Laliga-retro-woche: getafe und rayo tappen im vintage-design
Ein ungewöhnlicher Blick auf die LaLiga: Während der Real Madrid sich demonstrativ aus der Retro-Woche ausklinkt, kämpfen Getafe und Rayo Vallecano mit technischen Problemen, die ihre Teilnahme am nostalgischen Event verhindern. Doch was steckt wirklich hinter dieser Absage – und wie reagiert die Anhängerschaft?

Technische hürden und politische entscheidungen
Die Jornada Retro der LaLiga sollte eine Feier der Tradition sein. Doch für Getafe und Rayo Vallecano gestaltete sich die Umsetzung deutlich schwieriger als erwartet.
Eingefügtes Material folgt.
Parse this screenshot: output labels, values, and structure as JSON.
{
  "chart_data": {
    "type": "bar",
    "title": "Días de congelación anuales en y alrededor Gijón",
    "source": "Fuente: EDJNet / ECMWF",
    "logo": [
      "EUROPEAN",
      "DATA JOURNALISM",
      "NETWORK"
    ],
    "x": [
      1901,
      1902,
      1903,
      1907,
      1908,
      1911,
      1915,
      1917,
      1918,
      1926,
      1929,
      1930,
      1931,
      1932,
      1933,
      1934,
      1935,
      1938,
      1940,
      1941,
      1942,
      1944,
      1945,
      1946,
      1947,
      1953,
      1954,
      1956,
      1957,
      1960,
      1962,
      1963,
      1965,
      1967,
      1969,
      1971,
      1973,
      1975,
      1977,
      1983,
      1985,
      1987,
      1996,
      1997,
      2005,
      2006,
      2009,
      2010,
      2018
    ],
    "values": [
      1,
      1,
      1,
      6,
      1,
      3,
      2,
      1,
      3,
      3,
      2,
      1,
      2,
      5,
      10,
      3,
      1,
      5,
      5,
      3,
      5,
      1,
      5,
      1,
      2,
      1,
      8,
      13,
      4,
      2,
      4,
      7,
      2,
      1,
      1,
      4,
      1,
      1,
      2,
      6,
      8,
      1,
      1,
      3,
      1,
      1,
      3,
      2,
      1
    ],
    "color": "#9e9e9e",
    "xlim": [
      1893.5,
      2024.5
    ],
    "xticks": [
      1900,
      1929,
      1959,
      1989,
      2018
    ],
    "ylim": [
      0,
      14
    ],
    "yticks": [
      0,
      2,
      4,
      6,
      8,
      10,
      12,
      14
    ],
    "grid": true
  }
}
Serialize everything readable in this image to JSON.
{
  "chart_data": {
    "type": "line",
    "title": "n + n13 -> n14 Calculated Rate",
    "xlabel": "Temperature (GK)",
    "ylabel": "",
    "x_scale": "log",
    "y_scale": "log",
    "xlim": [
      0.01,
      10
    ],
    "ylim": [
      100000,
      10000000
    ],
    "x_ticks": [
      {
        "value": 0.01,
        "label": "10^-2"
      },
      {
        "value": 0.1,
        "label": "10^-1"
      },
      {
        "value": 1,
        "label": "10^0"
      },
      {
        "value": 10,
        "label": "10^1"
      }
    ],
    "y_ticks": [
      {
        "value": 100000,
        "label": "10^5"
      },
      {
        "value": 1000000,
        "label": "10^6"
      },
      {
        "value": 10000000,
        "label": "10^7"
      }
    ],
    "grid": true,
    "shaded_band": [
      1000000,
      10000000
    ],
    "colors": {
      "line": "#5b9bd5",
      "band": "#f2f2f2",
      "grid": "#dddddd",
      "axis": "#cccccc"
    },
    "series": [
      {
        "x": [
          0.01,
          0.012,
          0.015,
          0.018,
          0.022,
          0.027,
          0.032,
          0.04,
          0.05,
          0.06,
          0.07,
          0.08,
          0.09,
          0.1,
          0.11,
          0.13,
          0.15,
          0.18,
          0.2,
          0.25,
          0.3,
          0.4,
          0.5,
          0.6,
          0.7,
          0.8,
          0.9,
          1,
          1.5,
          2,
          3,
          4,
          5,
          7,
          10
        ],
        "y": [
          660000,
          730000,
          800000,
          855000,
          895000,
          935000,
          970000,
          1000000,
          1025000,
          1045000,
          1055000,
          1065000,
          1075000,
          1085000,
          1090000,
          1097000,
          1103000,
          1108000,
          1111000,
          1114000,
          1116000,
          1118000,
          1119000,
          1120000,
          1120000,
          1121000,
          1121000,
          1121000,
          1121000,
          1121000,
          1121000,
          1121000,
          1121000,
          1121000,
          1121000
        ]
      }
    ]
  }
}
Im Gegensatz zum Real Madrid, der sich aus rein politischen Gründen – eine angespannte Beziehung zum Ligaverband – zurückgezogen hat, liegen die Probleme der beiden Vereine in rein technischen und logistischen Details begründet. Es geht um die Implementierung der historischen Designs auf den Trikots und die Anpassung der Fernsehgrafiken.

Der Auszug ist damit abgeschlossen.